BISARIEH, Lebanon: Residents of Bisarieh in the southern district of Zahrani fear sectarian tensions might ignite in their town after the Army identified the perpetrator of Bir Hasan suicide bombing as one of their own. “Whoever stands with the takfiri terrorists and serves the Israeli enemy that we have fought and defeated, let them leave us,” Bisarieh resident Ali Mshawrab said.
Bisarieh is populated mostly by Shiites, and the Amal Movement and Hezbollah enjoy wide support. Amal party flags are seen hanging from homes, as are portraits of Speaker Nabih Berri, head of the Amal Movement, fallen fighters from the 1985-88 War of the Camps and those who died during battles with Israel until the latter withdrew from the country in 2000.
The town is also home to hundreds of Palestinian families who work mainly in agriculture and trade, as well as Sunni Lebanese families. Residents of Bisarieh were incensed after two local men, Adnan Moussa Mohammad and Mouin Abu Daher, were implicated in the Iranian Embassy attacks in Beirut last November. Now, they say, history is repeating itself as the Army identified one of the suicide bombers behind last week’s twin attacks against the Iranian Cultural Center in Bir Hasan as Palestinian Nidal al-Mghayar, also a resident of the town.
Many of the Palestinians in the town fear that the second suicide bomber in the twin attack, whose identity is still unknown, was also a resident of the town.
But terrorist acts do not reflect the reality of the village and its residents, Mshawrab said.
“Here we have been one family, Sunni and Shiite, for decades.

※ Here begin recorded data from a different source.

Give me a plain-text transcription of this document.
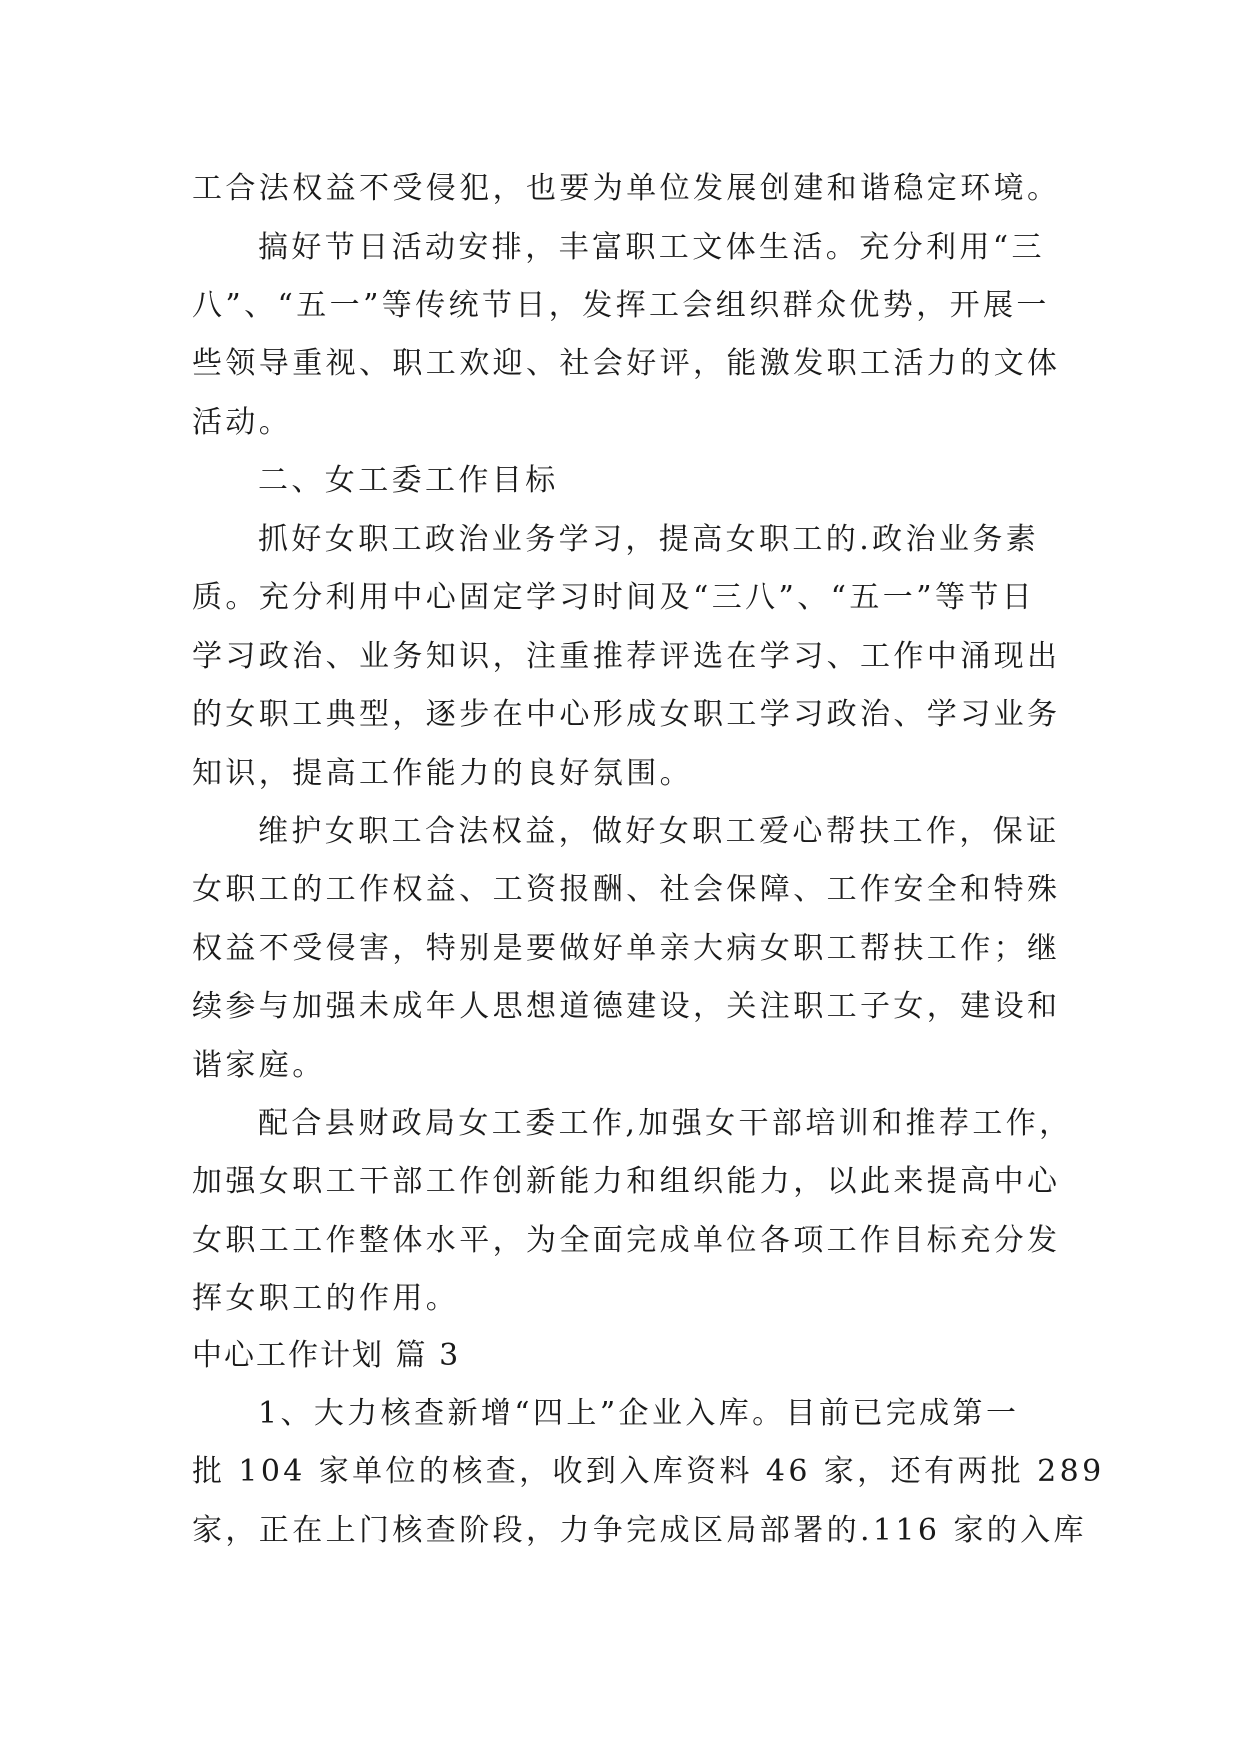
工合法权益不受侵犯，也要为单位发展创建和谐稳定环境。
搞好节日活动安排，丰富职工文体生活。充分利用“三
八”、“五一”等传统节日，发挥工会组织群众优势，开展一
些领导重视、职工欢迎、社会好评，能激发职工活力的文体
活动。
二、女工委工作目标
抓好女职工政治业务学习，提高女职工的.政治业务素
质。充分利用中心固定学习时间及“三八”、“五一”等节日
学习政治、业务知识，注重推荐评选在学习、工作中涌现出
的女职工典型，逐步在中心形成女职工学习政治、学习业务
知识，提高工作能力的良好氛围。
维护女职工合法权益，做好女职工爱心帮扶工作，保证
女职工的工作权益、工资报酬、社会保障、工作安全和特殊
权益不受侵害，特别是要做好单亲大病女职工帮扶工作；继
续参与加强未成年人思想道德建设，关注职工子女，建设和
谐家庭。
配合县财政局女工委工作,加强女干部培训和推荐工作，
加强女职工干部工作创新能力和组织能力，以此来提高中心
女职工工作整体水平，为全面完成单位各项工作目标充分发
挥女职工的作用。
中心工作计划 篇 3
1、大力核查新增“四上”企业入库。目前已完成第一
批 104 家单位的核查，收到入库资料 46 家，还有两批 289
家，正在上门核查阶段，力争完成区局部署的.116 家的入库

We even have a village in our town called Yarin al-Jadidah,” he told The Daily Star, referring to the southern border town of Yarin, which was abandoned by a large number of its Sunni residents during the 1970s and 1980s after the Israeli invasion.
“We say whoever stands by terrorism, treason and Israel, let them leave because terrorism affects both Sunnis and Shiites and does not distinguish between Muslim and Christian,” Mshawrab added.
Fadia, a Sunni from the town, echoed Mshawrab’s sentiments.
Driving around the town, she said that terrorism “knows no religion,” and that though Sunnis live on land owned by Shiites, they did not feel threatened.
Following his identification by the Army as one of the Bir Hasan bombers, Mghayer’s family home in Bisarieh was torched last week by anonymous assailants, as were two vehicles owned by family members. The acts prompted the family to seek refuge at a relative’s home nearby.
However, Mghayer’s family supports Hezbollah and had portraits of the party’s secretary-general, Sayyed Hasan Nasrallah, hanging inside their home.
Resident Mohammad Diab said the home of Mohammad, implicated in the Iranian Embassy bombing, had not been targeted because it was “protected.”
“But things have become more strained now that another suicide bomber has emerged among us. This is saddening, but what was done is done,” Diab said.
A number of unidentified men also torched the car of someone from the al-Khalaf family over the weekend, though their motivation remains unknown.
“We are not afraid of death,” Bisarieh resident Umm Mohammad said.
“Our Sunni brothers should not provide an environment that promotes takfiri terrorism. I ask, how can a father and mother sleep when their child is not home and they don’t know where he is?” she said.